Sejak berdiri hingga sekarang, Rumah Sakit telah mengalami pergantian kepemimpinan, yaitu :
1. dr. Wardoyo : 1955 - 1959
2. dr. G.J. Dreckmeier : 1959 - 1963
3. dr. C. Braakman : 1963 - 1967
4. dr. Wibowo Hanindito : 1967 - 1978
5. dr. Timotius Widyanto, M.Kes. : 1978 - 2000
6. dr. Regowo, M.kes. : 2000 - 2010
7. dr. Lilik Setyawan, MPH : 2010 - 2020
8. dr. Mintono, Sp.B.,FINACS : 2020 - Sekarang
Prestasi RSK Ngesti Waluyo
Tentunya, sejarah panjang RSK Ngesti Waluyo juga dihiasi oleh prestasi. Justru, prestasi mulai terukir di tahun 90-an. RS ini pernah tercatat sebagai Juara II Penampilan Kerja Terbaik RSU Swasta tipe madya tahun 1991, dan pada tahun 1992 prestasi ini diperbaiki hingga menjadi juara pertama.
Di tahun yang sama, Menkes RI memberikan piagam dan piala dalam kategori RS Swasta tipe madya yang meraih juara pertama dalam bidang Kemampuan Pelayanan Kesehatan. Tahun 1994, RS ini mencatat prestasi dengan menjadi juara bertahan penampilan kerja terbaik RSU Swasta tipe madya. Penghargaan ini diberikan Kanwil Depkes Propinsi Jawa Tengah.
Tahun 1994 itu pulalah, RSK Ngesti Waluyo mencatat prestasi internasionalnya. Yaitu, mendapat plakat penghargaan internasional sebagai “Baby Friendly Hospital (RS Sayang Bayi)” dari WHO dan UNICEF.
Di tahun 1998, RSK Ngesti Waluyo berhasil mengejewantahkan dirinya dengan mendapatkan Sertifikat Akreditasi Rumah Sakit dari pemerintah dengan klasifikasi Akreditasi Penuh (3 tahun).
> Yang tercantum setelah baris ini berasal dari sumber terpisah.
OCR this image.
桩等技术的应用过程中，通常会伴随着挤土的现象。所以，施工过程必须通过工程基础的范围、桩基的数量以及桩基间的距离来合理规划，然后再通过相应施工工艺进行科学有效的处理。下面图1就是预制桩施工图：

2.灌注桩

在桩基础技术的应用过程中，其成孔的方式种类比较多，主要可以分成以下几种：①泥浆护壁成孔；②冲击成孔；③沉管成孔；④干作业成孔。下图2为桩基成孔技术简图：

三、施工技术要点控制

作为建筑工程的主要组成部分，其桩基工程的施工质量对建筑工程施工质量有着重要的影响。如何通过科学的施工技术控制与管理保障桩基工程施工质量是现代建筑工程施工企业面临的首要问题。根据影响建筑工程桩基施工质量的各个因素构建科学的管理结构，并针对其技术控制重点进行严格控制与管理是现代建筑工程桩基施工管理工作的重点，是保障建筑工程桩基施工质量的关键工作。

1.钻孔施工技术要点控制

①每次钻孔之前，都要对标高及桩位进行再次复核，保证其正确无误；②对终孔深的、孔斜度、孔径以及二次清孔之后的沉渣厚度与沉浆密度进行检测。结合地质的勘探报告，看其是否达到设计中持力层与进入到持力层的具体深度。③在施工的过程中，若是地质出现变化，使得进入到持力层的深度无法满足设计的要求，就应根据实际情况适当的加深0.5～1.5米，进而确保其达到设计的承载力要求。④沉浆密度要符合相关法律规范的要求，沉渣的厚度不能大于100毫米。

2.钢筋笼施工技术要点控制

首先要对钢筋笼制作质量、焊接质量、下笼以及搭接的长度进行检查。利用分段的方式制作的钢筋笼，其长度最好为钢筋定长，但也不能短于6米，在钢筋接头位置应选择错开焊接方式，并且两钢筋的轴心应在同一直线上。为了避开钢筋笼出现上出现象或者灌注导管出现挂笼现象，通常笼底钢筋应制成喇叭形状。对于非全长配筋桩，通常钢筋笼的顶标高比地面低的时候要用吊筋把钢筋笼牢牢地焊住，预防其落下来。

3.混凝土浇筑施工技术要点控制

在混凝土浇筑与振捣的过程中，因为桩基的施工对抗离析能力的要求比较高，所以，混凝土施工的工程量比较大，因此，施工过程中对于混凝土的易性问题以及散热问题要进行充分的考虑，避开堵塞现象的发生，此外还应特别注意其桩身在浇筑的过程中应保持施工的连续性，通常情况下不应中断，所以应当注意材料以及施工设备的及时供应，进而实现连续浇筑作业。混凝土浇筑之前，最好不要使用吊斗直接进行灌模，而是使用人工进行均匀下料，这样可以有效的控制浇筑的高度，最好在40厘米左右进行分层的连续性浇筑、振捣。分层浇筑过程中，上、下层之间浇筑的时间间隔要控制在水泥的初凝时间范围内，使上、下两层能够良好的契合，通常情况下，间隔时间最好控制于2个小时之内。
Sehingga di bulan Desember 1998, pemerintah memberikan kepercayaan sebagai RS pelaksana Program Penanggulangan TB Paru Strategi DOTS.
Hingga saat ini, RSK Ngesti Waluyo merupakan satu-satunya RS swasta di Jawa Tengah yang dipercaya menjadi pelaksana program TB paru.